In 1968, Stanford University biologist Paul Ehrlich argued that by the 1970s, the world’s population would outstrip its resources, leading to hundreds of millions of deaths from starvation – including tens of millions in the U.S. Other researchers suggested the catastrophe was less imminent but agreed that population growth, paired with resource stagnation, would inevitably lead to an apocalyptic scenario. The perceived danger posed by population growth became utterly mainstream thinking. But it was based on two key errors. First, the population growth curve did not materialize as anticipated, as the global population grew at a lesser rate because of slowing growth in advanced industrial countries. Second, the assumption that resource production had peaked and had no further room to grow proved incorrect. Considering these fears, it seems ironic that the recent news of population decline should be greeted with such dread.
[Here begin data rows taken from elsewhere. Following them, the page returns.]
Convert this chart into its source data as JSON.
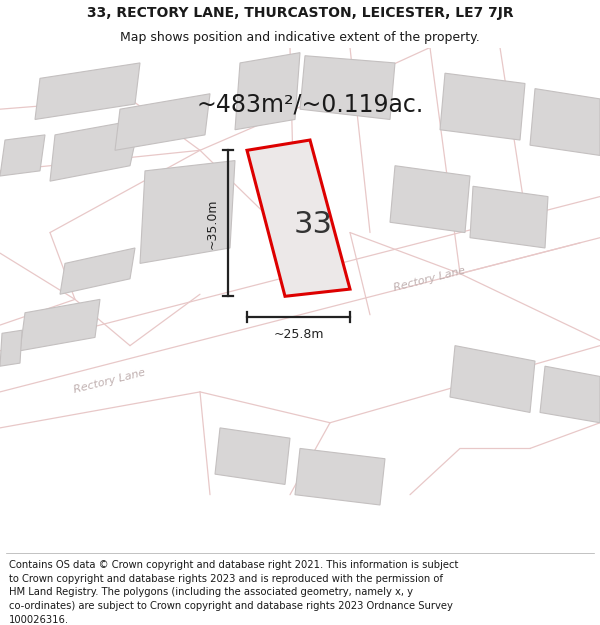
{
  "title_line1": "33, RECTORY LANE, THURCASTON, LEICESTER, LE7 7JR",
  "title_line2": "Map shows position and indicative extent of the property.",
  "area_text": "~483m²/~0.119ac.",
  "label_height": "~35.0m",
  "label_width": "~25.8m",
  "property_number": "33",
  "footer_lines": [
    "Contains OS data © Crown copyright and database right 2021. This information is subject",
    "to Crown copyright and database rights 2023 and is reproduced with the permission of",
    "HM Land Registry. The polygons (including the associated geometry, namely x, y",
    "co-ordinates) are subject to Crown copyright and database rights 2023 Ordnance Survey",
    "100026316."
  ],
  "map_bg": "#f0eeee",
  "plot_bg": "#e8e6e6",
  "building_fill": "#d8d6d6",
  "building_edge": "#c4c0c0",
  "road_line_color": "#e8c8c8",
  "property_fill": "#ece8e8",
  "property_edge": "#dd0000",
  "road_label_color": "#c0b0b0",
  "dim_color": "#222222",
  "title_fontsize": 10,
  "subtitle_fontsize": 9,
  "footer_fontsize": 7.2,
  "area_fontsize": 17,
  "dim_fontsize": 9,
  "num_fontsize": 22
}
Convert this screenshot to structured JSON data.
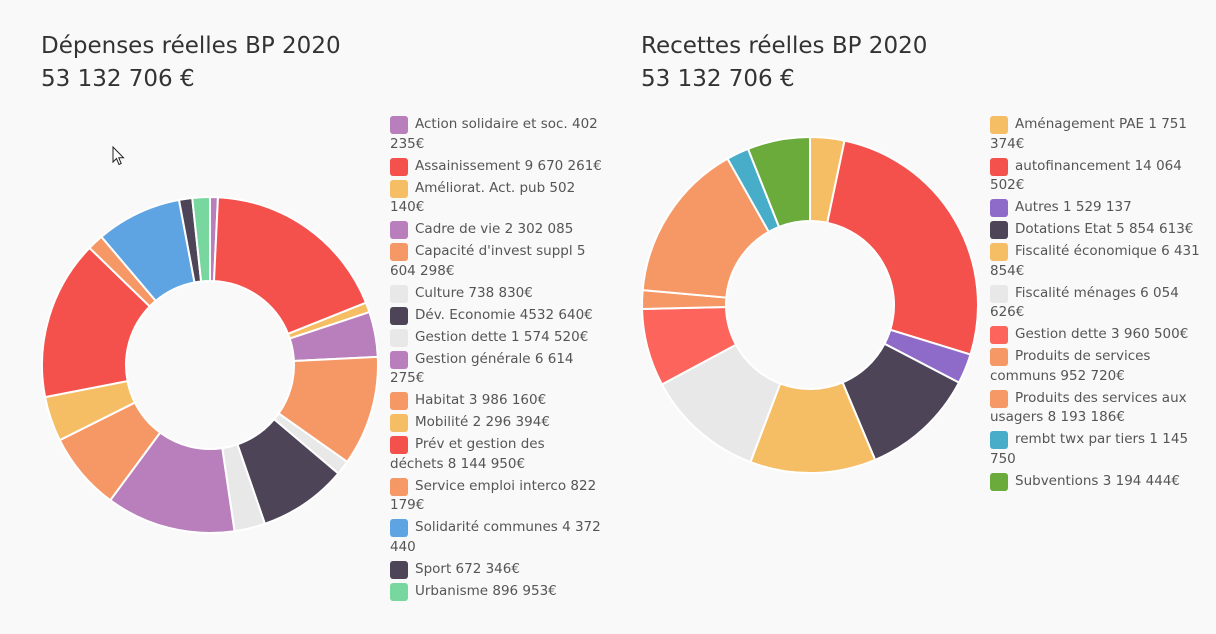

As I have written elsewhere, population decline is closely related to the movement of people from rural to urban areas, and that movement coincides with industrialization. In preindustrial agricultural societies, children were a valuable, productive asset – even a six-year-old child could carry out essential household tasks. The global population surged, in part from necessity, as families needed more productive hands, and boosted by advances in medicine that reduced perinatal and infant mortality. The industrialization of society changed things. Children, in an advanced industrial society, attend school into their late teens or 20s, constantly consuming wealth and rarely producing it. Parents in urban areas like London or San Francisco find they can satisfy their emotional needs with only one child. They do not the need eight or nine children to work as field hands, as in previous centuries; further, outside the least developed countries, having eight children would be economically catastrophic.
Children, of course, are born not only of microeconomics but also of lust. The development of hormonal contraceptives in the 1960s coincided with – and mitigated – the panic around population explosion. If a couple has less than two children, the birth rate will decline. Add this to the Industrial Revolution and to declining real prices of energy and other resources, and Ehrlich’s models collapse.